Contrairement à la Chambre des communes, l’Assemblée nationale continuera à siéger jusqu’à nouvel ordre. Ce n’est sans doute qu’une question de temps avant que le ministre des Finances, Eric Girard, revoie les dispositions du budget qu’il a présenté en début de semaine. On peut d’ailleurs se demander pourquoi il n’a pas choisi de le retarder, comme l’a fait son vis-à-vis fédéral, sinon parce qu’il ne pouvait pas résister à l’envie de montrer combien l’économie et les finances publiques québécoises se portent bien sous sa gouverne.
M. Legault a également indiqué qu’il songeait à faire une pause dans les négociations pour le renouvellement des conventions collectives dans le secteur public, dont le déroulement pourrait indisposer les employés de l’État, notamment ceux du réseau de la santé, à qui on demandera beaucoup au cours des prochaines semaines.

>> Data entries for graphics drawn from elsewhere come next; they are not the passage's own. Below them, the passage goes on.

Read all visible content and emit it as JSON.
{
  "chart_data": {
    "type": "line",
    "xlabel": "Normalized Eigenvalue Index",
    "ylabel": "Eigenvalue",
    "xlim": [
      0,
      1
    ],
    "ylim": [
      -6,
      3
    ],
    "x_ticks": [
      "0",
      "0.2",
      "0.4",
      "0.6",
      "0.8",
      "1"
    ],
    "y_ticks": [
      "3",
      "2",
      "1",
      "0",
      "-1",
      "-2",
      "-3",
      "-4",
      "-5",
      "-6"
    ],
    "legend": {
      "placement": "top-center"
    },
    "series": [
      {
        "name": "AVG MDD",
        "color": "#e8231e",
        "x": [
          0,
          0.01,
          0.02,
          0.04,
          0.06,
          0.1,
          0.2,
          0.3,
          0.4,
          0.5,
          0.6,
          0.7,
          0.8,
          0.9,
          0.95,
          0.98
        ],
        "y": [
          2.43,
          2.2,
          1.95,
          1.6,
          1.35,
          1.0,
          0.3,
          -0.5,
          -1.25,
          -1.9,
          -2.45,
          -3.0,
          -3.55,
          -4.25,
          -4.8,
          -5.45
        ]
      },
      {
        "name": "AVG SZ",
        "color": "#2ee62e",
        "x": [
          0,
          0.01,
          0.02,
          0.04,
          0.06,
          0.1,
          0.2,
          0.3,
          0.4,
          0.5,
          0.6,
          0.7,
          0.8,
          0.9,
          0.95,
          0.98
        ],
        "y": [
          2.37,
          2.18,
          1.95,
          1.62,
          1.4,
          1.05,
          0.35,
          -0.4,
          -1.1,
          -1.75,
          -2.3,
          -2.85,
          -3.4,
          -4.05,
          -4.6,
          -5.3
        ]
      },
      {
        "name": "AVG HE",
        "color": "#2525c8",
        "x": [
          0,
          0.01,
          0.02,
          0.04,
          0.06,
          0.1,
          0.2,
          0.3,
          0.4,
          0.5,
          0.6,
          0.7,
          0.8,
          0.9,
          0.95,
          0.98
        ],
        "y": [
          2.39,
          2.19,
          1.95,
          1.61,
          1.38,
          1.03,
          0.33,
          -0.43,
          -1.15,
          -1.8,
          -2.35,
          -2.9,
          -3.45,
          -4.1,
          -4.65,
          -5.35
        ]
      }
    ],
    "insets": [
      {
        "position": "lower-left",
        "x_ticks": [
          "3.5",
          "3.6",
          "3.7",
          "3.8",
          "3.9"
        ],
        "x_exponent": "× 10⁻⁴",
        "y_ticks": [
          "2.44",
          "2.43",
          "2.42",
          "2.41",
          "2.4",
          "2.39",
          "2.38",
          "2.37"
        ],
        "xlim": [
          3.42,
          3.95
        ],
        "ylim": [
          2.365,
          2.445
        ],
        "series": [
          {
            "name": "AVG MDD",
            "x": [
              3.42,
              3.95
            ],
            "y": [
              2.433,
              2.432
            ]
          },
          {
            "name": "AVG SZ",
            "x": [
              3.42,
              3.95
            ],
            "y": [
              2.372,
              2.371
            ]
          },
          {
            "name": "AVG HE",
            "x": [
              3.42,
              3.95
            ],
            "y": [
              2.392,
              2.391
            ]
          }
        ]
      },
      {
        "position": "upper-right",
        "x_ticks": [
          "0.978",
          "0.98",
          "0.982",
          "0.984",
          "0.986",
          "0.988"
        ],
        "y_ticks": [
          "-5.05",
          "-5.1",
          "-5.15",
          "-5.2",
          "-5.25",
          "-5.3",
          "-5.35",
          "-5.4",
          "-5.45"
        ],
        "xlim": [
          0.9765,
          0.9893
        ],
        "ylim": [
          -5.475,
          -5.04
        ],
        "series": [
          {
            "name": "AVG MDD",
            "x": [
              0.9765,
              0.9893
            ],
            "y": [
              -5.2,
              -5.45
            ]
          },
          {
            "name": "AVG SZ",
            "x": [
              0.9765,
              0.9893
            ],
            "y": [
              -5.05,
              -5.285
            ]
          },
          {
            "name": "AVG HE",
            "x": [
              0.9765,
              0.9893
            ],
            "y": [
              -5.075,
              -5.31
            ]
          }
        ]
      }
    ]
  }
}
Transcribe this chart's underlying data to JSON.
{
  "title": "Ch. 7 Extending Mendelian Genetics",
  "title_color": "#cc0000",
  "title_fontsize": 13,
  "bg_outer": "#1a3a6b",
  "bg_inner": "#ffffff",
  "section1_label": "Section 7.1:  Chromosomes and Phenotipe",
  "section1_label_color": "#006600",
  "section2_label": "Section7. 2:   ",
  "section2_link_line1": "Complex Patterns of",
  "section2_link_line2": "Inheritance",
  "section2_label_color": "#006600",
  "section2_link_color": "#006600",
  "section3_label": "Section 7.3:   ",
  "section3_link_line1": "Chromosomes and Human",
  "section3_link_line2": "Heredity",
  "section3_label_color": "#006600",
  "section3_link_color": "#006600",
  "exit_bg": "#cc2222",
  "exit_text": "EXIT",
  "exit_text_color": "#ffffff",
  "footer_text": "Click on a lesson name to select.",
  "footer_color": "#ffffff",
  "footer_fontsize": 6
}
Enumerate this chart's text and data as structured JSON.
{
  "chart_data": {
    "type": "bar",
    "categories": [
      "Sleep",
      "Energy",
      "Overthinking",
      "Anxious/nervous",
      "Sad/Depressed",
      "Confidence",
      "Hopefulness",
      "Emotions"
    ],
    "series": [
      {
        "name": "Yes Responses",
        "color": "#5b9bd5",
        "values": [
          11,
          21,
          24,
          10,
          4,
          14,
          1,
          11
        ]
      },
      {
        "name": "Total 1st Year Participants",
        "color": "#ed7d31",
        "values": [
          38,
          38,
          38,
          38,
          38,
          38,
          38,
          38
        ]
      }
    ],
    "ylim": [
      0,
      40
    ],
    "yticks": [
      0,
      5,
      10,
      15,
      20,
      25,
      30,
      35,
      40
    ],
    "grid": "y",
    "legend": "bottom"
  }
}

On peut se demander si le PLQ et le PQ ne devraient pas revoir leur calendrier eux aussi. Si les rassemblements de plus de 250 personnes sont interdits, ils ne pourront pas tenir les débats entre les candidats à la chefferie, ni les congrès qui doivent couronner les vainqueurs. De toute manière, ils auraient peut-être intérêt à retarder tout cela. En période de crise, qui s’intéresse à ce qui se passe dans les partis d’opposition ?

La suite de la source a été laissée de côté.